И обратился к нему хозяин с приветливым словом:
«Ну-ка, сосед, отхлебни. Покуда нас от несчастья
Бог бережет и в своем милосердии не покидает.
Всяк согласится, что с дней приснопамятной кары господней,
Испепелившей наш город, к нам был благосклонен всевышний;
Нас он берег неустанно, как мы охраняем от порчи
То, что всего драгоценней, — зеницу нашего ока.
И неужели ж он впредь не будет к нам милостив также?
Только в опасностях мы познаем вседержителя силу.

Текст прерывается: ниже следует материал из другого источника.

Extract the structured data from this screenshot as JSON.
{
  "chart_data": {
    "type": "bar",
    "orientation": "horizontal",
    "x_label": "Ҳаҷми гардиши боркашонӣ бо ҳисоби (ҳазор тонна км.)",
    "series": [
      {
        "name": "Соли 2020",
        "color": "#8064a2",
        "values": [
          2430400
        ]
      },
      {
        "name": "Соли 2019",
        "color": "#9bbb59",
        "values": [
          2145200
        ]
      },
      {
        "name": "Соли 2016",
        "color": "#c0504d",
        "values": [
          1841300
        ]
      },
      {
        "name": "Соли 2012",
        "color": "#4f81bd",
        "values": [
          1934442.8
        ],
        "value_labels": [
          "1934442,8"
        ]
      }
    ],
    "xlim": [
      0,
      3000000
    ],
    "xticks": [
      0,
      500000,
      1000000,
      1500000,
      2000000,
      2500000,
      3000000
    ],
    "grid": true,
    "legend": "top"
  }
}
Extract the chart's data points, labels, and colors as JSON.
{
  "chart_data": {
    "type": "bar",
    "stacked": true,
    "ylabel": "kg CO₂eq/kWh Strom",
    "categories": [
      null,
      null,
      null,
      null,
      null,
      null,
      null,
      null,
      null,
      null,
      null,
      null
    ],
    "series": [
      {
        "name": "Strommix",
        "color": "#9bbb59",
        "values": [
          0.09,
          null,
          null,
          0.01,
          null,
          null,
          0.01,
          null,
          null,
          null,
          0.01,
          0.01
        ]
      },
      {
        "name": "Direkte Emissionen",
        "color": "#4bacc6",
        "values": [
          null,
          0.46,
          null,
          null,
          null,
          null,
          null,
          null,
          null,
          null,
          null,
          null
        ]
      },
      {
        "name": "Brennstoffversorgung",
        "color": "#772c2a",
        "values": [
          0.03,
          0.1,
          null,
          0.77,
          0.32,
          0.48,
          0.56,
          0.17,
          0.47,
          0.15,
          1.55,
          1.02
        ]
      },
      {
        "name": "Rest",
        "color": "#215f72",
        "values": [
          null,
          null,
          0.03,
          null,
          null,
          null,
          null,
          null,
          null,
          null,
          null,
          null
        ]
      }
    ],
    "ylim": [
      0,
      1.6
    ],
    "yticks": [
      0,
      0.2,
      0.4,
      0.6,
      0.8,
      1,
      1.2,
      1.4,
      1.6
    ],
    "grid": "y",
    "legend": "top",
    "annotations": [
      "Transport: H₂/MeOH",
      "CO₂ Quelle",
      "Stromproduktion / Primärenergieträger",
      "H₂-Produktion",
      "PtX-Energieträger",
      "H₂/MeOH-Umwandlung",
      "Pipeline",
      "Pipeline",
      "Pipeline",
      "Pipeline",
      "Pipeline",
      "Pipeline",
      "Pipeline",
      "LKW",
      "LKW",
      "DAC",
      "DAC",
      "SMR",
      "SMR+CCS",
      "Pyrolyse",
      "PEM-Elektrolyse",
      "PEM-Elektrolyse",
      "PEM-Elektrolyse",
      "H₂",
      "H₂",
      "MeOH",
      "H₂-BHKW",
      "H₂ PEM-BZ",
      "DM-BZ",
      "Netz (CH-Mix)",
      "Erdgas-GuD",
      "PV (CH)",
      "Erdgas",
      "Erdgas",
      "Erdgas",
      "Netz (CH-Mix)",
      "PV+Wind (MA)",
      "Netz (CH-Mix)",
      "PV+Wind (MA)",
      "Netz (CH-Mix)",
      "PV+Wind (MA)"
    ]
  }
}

И неужели ж тот город цветущий, который недавно
На пепелище возвел он руками граждан прилежных,
Вновь он сметет, чтобы прахом пошли все наши усилья?»
Бодро заметил на то примерный священнослужитель:
«Веруйте в господа твердо, пребудьте тверды в убежденьях,
Ибо и в счастье они укрепляют наш дух, а в несчастье
Нам облегченье несут, утешая прекрасной надеждой».
И отозвался на это хозяин разумно и веско:
«Как я глядел умиленно на волны могучего Рейна,
Если по сделкам торговым случалось к нему приближаться!
Мне он огромным всегда представал, мой дух возвышая.
Но не гадал я, не думал, что этот излюбленный берег
Вскорости валом послужит, чтоб сдерживать натиск французов,
Рвом защитительным станет его величавое русло.
Как ограждает природа, как немцы страну ограждают,
Так и господь оградит нас, — кто в этом дерзнет усомниться?
Всех утомила вражда, и чуется мир недалеко,
Эх, кабы только дождаться счастливой минуты, как в церкви
Колокола и орган в честь праздника с трубами вкупе
В хор сладкозвучный сольются, напеву вторя «Те Deum»;[11]
Рад бы я был, если б Герман в тот день предстал перед вами
У алтаря со своею невестою, пастор любезный,
Чтобы торжественный день, встречаемый всею страною,
Стал мне отраден вдвойне, как собственный праздник семейный.
Как-то неловко глядеть на взрослого парня, который
Дома всегда расторопен и боек, но робок на людях.
С ними якшаться ему, видать, удовольствия мало,
Даже девичьего круга чуждается он, равнодушный
К танцам изящным, юность влекущим к себе неизменно».
Так рассуждая, он слушал внимательно; вдруг издалека
Топот послышался конский, колеса вдали застучали,
И, грохоча, экипаж подкатил с разбегу к воротам.